Lettera a Rettighieri, Direttore Generale Ltf
A MARCO RETTIGHIERI
Scegliemmo con cura quel luogo posto sul fronte di una frana sulla quale nel quinto millennio avanti Cristo si era installata una comunità di umani poi sepolta da una successiva frana e in su cui nei secoli successivi sempre fiorì la vita. Luogo principe per l’archeologia, unico per importanza in Europa. Luogo già violato in tempi contemporanei dalla brutalità cementifera dei piloni dell’autostrada inflitti proprio su quel fronte di frana.
Ne abbiamo fatto un luogo in cui ognuno avrebbe potuto raccogliersi in meditazione e preghiera; lì abbiamo ascoltato le riflessioni di persone che venivano da altri continenti e che lì spontaneamente erano convenute per capire quello che stava succedendo e volevano esserne testimoni. Molte persone lì hanno innalzato e offerto a Dio i loro cuori con le loro preghiere. Non si tratta di un’edicola religiosa. E’ un luogo che non ci appartiene più perché da noi è stato dedicato a Dio, alla Madre di Gesù ed ai suoi Santi. E’ vero, non è stato consacrato con l’olio come si usa fare con gli altari ma le lacrime, le speranze, le invocazioni di coloro che il Signore chiama gli ultimi ed i piccoli consacrano quello spazio.
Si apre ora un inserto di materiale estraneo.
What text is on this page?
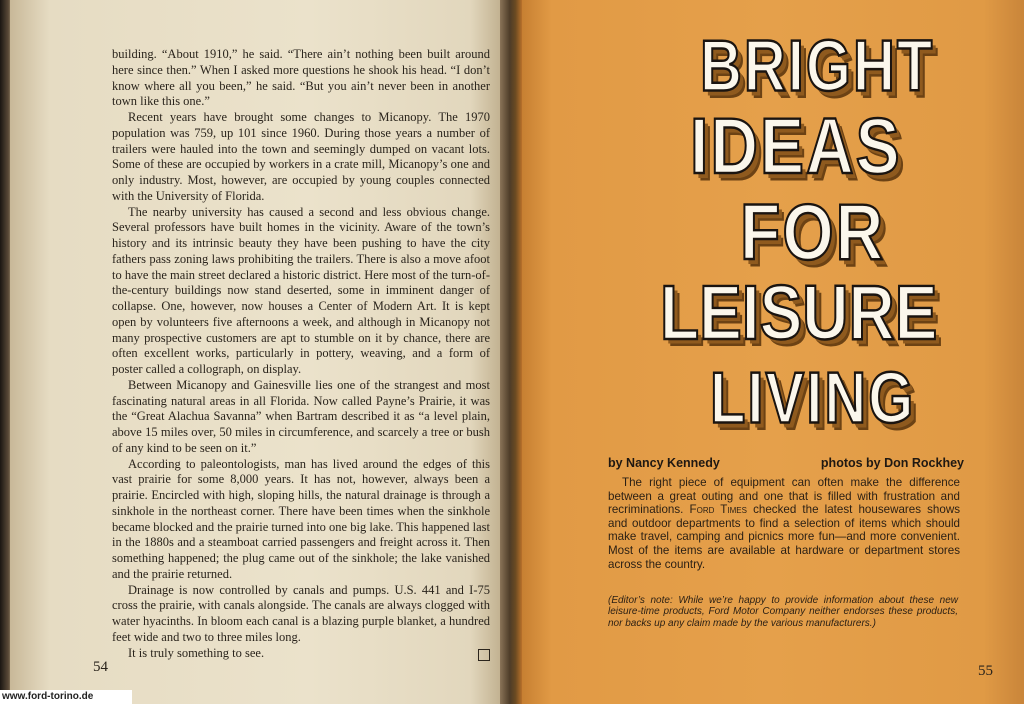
building. “About 1910,” he said. “There ain’t nothing been built around here since then.” When I asked more questions he shook his head. “I don’t know where all you been,” he said. “But you ain’t never been in another town like this one.”

Recent years have brought some changes to Micanopy. The 1970 population was 759, up 101 since 1960. During those years a number of trailers were hauled into the town and seemingly dumped on vacant lots. Some of these are occupied by workers in a crate mill, Micanopy’s one and only industry. Most, however, are occupied by young couples connected with the University of Florida.

The nearby university has caused a second and less obvious change. Several professors have built homes in the vicinity. Aware of the town’s history and its intrinsic beauty they have been pushing to have the city fathers pass zoning laws prohibiting the trailers. There is also a move afoot to have the main street declared a historic district. Here most of the turn-of-the-century buildings now stand deserted, some in imminent danger of collapse. One, however, now houses a Center of Modern Art. It is kept open by volunteers five afternoons a week, and although in Micanopy not many prospective customers are apt to stumble on it by chance, there are often excellent works, particularly in pottery, weaving, and a form of poster called a collograph, on display.

Between Micanopy and Gainesville lies one of the strangest and most fascinating natural areas in all Florida. Now called Payne’s Prairie, it was the “Great Alachua Savanna” when Bartram described it as “a level plain, above 15 miles over, 50 miles in circumference, and scarcely a tree or bush of any kind to be seen on it.”

According to paleontologists, man has lived around the edges of this vast prairie for some 8,000 years. It has not, however, always been a prairie. Encircled with high, sloping hills, the natural drainage is through a sinkhole in the northeast corner. There have been times when the sinkhole became blocked and the prairie turned into one big lake. This happened last in the 1880s and a steamboat carried passengers and freight across it. Then something happened; the plug came out of the sinkhole; the lake vanished and the prairie returned.

Drainage is now controlled by canals and pumps. U.S. 441 and I-75 cross the prairie, with canals alongside. The canals are always clogged with water hyacinths. In bloom each canal is a blazing purple blanket, a hundred feet wide and two to three miles long.

It is truly something to see.

54
BRIGHT
IDEAS
FOR
LEISURE
LIVING
by Nancy Kennedy	photos by Don Rockhey

The right piece of equipment can often make the difference between a great outing and one that is filled with frustration and recriminations. Ford Times checked the latest housewares shows and outdoor departments to find a selection of items which should make travel, camping and picnics more fun—and more convenient. Most of the items are available at hardware or department stores across the country.

(Editor’s note: While we’re happy to provide information about these new leisure-time products, Ford Motor Company neither endorses these products, nor backs up any claim made by the various manufacturers.)
55
www.ford-torino.de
La sua domanda al Vescovo non ha senso; Lei chiede che Egli gli indichi un luogo dove collocare l’edicola ma questa è sorta in un’area ora santa e il pilone ne evidenzia solo la sacralità dello spazio che lo circonda. Spostare l’edicola altrove è come tagliare la testa ad una persona, spostare la testa altrove e pensare che la persona sia là dove ora ne risiede la testa mozzata. La zona dove c’è l’edicola religiosa Lei l’ha acquisita con brutalità e violenza, manu militari, l’ha circondata di reti e filo spinato, la fa difendere da militari armati al fine di installare il suo cantiere. L’edicola le è forse d’ impiccio?
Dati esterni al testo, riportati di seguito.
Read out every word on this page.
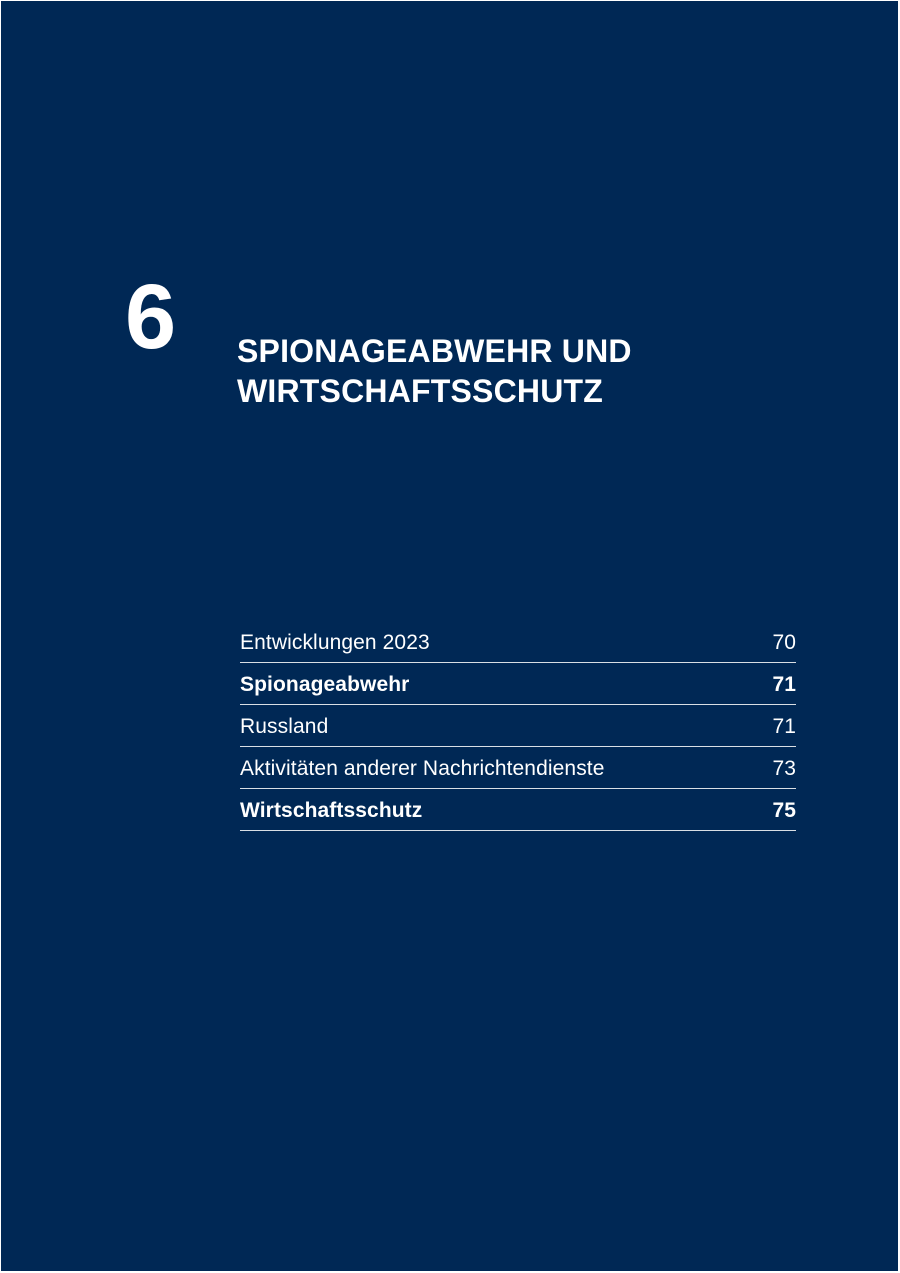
6 SPIONAGEABWEHR UND
WIRTSCHAFTSSCHUTZ
Entwicklungen 2023	70
Spionageabwehr	71
Russland	71
Aktivitäten anderer Nachrichtendienste	73
Wirtschaftsschutz	75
Lei ci ricorda un buon uomo che in quel di Romania non molto tempo fa, per celebrare i fasti del suo governo abbisognava di strade larghe e dritte nella sua Bucarest, la capitale; e siccome in natura la linea retta non esiste abbatteva le case che imbrogliavano il largo e spostava le chiese financo con il loro campanile che osavano opporsi al dritto. Ne spostò qualche dozzina di chiesette, celebrò i fasti del suo governo, affamò il suo popolo; e il suo popolo si ribellò. Il suo nome era Ceausescu. Né lui né sua moglie ebbero una morte serena.
Lei ci racconta che questi terreni, acquisiti con la forza, fra quattro anni saranno restituiti nello stato di fatto, senza specificare se nello stato ex ante o ex post. Noi lì avevamo piantato duemila piantine, un bosco stava crescendo; tutto è stato sradicato, ogni vegetale calpestato e abbattuto per la finale colata di cemento; questo è lo stato di fatto. Le credenziali del suo lavoro che finora ci ha presentato sono violenza e distruzione. E poi vuole spostare una edicola con una croce e quattro santi?
Siamo nel 2012. Si ricordi che ogni goccia d’acqua ha da essere usata con giustizia, quindi con parsimonia, perché ogni essere vivente animale o vegetale abbia a goderne; è la vita stessa che è fatta d’acqua. E l’acqua per la vita ha da essere pulita, non potabile. Quella con cui laverà i camion del cantiere non servirà più alla vita, porterà morte. Qui ci fermiamo per non continuare.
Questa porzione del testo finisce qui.